Reformador: Há eventos programados?

Élide:
Estamos a planejar ainda para o segundo semestre deste ano: o V Encontro Fraterno sob o tema “Reencarnação e Evolução”. Programado para o final de setembro, serão momentos de troca de experiências e convívio entre os irmãos do Brasil, Angola e Moçambique através de atividades gratuitas, abertas ao público, com a exibição de filmes, realização de palestras, peças teatrais e de práticas assistenciais; a Feira do Livro Espírita e Bazar Beneficente para o dia 24 de novembro, no Jardim das Acácias (Maputo).

Reformador: Qual a expectativa da Unemo com sua união ao CEI, em março passado?

Élide:
Em primeiro lugar, a certeza de que a troca de experiências criará laços que irão fortalecer e qualificar o trabalho que pretendemos desenvolver. As diferentes vivências nos caminhos da seara espírita, com certeza, proporcionarão melhor intercâmbio, e fornecerão subsídios valiosos e muito mais abrangentes para a compreensão de nossas tarefas, principalmente no serviço ao próximo.
Essa união de objetivos, portanto, irá proporcionar uma oportunidade de convivência fraternal e enriquecer a reflexão diferenciada na resolução amorosa das dificuldades que todos enfrentamos.

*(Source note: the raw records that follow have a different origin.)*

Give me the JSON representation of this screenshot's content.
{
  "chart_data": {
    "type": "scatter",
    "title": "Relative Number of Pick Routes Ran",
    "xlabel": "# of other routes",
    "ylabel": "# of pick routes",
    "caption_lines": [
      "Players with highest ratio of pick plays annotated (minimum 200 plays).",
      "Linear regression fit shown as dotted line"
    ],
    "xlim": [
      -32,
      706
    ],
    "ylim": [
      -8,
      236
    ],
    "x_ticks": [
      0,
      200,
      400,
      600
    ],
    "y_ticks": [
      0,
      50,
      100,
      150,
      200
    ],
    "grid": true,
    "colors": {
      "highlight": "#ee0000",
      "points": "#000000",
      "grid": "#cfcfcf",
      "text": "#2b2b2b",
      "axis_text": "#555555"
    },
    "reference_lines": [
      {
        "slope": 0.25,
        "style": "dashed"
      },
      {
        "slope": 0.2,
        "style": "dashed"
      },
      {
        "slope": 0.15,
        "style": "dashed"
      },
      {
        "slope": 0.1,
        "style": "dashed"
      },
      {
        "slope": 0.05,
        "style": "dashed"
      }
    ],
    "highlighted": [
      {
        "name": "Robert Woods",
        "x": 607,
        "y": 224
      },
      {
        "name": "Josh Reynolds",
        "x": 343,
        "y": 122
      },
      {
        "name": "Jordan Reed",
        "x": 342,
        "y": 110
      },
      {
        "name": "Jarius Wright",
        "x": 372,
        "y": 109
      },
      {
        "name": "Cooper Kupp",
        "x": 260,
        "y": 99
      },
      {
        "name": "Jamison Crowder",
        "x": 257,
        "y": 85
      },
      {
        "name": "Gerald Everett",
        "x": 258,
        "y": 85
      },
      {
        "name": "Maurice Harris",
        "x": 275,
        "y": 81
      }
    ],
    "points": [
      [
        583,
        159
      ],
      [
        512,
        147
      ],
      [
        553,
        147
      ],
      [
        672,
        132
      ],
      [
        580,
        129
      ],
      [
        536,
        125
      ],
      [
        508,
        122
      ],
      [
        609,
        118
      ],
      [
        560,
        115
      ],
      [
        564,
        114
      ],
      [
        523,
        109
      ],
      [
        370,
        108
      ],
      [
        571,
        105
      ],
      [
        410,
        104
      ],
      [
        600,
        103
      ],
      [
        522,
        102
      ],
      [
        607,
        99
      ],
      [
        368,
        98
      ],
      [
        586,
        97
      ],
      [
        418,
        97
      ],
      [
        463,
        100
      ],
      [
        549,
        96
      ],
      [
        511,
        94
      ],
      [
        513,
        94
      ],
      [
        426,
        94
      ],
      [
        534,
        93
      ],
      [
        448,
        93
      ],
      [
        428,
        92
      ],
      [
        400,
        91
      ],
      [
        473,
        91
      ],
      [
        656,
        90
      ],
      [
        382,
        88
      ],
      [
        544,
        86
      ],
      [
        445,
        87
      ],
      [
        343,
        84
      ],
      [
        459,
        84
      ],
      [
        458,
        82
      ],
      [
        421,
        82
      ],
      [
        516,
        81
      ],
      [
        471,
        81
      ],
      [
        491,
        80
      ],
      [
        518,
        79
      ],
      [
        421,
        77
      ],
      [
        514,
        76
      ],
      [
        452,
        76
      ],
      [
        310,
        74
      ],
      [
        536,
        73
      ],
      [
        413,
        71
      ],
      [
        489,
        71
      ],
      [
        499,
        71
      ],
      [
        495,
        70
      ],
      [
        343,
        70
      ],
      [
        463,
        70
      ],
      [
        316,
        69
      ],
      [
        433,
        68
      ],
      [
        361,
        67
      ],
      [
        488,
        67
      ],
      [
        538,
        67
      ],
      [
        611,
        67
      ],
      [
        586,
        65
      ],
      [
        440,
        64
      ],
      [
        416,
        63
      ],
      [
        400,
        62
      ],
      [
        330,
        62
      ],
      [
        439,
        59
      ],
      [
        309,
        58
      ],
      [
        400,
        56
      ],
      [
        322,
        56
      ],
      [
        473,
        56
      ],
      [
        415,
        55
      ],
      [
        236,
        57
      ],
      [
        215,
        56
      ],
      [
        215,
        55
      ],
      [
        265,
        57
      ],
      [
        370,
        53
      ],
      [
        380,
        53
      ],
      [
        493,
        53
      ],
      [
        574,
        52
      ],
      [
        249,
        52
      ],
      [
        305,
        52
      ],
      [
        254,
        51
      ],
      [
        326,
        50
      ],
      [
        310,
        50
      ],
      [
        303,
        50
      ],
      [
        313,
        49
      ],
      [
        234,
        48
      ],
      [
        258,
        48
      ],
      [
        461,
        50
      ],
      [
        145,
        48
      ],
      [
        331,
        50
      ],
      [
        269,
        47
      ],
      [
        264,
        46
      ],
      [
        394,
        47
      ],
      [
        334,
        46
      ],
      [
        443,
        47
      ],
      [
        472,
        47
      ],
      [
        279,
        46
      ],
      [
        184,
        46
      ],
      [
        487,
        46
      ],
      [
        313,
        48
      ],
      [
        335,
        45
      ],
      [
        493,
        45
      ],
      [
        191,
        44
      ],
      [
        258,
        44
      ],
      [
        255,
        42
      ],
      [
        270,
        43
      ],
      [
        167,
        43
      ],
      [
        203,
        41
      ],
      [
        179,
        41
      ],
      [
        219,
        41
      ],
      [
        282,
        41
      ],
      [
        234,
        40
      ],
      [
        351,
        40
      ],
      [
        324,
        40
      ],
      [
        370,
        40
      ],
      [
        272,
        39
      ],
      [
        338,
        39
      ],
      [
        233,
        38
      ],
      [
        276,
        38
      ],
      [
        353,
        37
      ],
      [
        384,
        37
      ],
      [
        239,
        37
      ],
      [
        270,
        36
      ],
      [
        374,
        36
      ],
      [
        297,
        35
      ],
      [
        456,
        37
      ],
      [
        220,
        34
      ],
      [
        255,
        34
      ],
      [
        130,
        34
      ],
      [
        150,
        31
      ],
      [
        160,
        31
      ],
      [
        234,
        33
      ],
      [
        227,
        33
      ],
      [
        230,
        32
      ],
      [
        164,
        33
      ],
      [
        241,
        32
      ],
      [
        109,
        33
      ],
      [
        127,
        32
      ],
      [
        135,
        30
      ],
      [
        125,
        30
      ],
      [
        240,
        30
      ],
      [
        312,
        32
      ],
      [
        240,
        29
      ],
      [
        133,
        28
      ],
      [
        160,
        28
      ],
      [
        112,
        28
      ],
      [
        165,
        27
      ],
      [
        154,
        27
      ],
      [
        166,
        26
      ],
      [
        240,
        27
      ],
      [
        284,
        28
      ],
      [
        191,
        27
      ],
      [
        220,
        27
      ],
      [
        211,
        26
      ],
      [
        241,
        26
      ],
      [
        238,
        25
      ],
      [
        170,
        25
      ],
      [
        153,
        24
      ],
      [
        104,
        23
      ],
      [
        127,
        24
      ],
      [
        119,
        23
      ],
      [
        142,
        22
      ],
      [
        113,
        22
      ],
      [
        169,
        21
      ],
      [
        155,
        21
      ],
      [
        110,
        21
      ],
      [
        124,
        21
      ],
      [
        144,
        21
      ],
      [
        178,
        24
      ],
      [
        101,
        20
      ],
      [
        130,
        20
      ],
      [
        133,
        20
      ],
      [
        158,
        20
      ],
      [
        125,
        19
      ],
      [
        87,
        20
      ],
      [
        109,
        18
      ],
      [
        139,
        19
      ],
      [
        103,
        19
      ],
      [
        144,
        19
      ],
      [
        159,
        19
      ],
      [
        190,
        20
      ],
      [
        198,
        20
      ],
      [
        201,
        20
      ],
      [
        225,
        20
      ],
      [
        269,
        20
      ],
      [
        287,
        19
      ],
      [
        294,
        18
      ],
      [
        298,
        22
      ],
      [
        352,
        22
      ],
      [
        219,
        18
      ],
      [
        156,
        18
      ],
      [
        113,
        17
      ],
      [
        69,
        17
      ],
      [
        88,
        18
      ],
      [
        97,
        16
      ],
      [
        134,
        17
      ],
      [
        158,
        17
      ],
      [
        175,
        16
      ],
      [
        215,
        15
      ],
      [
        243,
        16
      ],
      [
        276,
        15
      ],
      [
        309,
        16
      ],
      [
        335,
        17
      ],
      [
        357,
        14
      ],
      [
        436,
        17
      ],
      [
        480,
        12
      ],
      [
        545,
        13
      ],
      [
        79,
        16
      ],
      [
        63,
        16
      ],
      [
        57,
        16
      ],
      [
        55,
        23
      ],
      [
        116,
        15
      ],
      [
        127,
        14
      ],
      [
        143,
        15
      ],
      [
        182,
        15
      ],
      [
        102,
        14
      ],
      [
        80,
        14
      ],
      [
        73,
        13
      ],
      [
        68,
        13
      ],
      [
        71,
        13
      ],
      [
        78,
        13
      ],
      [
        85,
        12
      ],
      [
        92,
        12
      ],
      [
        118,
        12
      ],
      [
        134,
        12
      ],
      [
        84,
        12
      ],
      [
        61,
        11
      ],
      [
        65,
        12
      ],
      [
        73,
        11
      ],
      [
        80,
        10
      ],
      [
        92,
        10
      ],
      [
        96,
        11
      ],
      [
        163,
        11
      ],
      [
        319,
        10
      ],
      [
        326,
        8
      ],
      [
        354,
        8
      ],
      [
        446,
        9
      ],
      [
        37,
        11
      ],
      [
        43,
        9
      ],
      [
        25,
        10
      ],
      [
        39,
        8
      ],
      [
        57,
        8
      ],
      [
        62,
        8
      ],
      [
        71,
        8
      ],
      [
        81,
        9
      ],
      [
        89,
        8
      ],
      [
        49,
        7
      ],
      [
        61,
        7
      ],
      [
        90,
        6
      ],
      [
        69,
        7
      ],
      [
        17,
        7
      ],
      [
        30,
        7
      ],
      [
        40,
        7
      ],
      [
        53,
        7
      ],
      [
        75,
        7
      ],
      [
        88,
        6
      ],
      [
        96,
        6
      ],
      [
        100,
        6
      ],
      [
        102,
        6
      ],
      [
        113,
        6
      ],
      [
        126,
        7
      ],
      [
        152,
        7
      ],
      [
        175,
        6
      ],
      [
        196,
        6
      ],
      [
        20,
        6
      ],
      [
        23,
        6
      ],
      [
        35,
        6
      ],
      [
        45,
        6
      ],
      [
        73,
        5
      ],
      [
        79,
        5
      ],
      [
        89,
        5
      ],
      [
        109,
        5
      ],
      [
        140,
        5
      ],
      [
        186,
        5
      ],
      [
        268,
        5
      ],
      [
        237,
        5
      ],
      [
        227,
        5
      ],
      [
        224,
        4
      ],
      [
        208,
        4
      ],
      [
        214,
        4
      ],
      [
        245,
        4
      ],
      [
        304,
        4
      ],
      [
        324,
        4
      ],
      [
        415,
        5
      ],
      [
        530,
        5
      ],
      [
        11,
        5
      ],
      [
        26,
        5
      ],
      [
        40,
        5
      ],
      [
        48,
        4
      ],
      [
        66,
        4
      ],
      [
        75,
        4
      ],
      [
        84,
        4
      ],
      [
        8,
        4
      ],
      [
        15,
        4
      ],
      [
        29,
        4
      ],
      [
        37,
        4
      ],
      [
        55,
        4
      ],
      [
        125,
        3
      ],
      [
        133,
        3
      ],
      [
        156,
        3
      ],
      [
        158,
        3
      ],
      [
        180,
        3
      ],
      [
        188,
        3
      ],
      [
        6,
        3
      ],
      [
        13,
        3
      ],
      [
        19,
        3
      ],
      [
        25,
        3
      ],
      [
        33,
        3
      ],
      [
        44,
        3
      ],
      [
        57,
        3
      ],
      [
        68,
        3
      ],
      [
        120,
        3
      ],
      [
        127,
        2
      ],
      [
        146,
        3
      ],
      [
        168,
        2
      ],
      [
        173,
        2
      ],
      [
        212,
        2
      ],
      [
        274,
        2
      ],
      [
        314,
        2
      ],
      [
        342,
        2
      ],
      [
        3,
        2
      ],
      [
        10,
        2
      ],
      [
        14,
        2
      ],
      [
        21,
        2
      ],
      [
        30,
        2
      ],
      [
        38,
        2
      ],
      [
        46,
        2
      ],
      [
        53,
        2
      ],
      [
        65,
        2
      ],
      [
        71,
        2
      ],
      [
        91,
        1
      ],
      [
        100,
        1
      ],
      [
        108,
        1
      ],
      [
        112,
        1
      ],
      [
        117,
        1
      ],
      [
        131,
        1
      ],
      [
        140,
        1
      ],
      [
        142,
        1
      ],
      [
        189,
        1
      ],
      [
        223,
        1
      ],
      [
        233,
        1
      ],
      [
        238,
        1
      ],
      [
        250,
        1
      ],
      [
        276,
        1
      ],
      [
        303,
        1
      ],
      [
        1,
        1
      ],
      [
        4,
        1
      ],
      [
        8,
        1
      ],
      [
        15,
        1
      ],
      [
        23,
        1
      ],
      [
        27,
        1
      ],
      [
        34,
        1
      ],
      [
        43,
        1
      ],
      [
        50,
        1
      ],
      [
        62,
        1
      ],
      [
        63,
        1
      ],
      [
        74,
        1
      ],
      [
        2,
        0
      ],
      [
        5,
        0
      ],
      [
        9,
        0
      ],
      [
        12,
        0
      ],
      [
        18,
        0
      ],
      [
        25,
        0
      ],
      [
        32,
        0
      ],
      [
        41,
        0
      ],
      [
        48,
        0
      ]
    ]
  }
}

1N.R.: Nome da capital, hoje Maputo. Informações em: PEREIRA, Nilson. Anuário espírita 1972. Noticiário. Araras (SP): IDE,1972. p. 111 a 119.
2N.R.: Joaquim Alves (1911-1985), o Jô,residiu na então Lourenço Marques durante um período nos anos 1970 e era muito ligado a Chico Xavier. Em cartas a este amigo, relata a situação do país e as ações espíritas (GALVEZ, Nena. Amor & renúncia.Traços de Joaquim Alves. São Paulo: Ed. CEU, 2006. p. 154).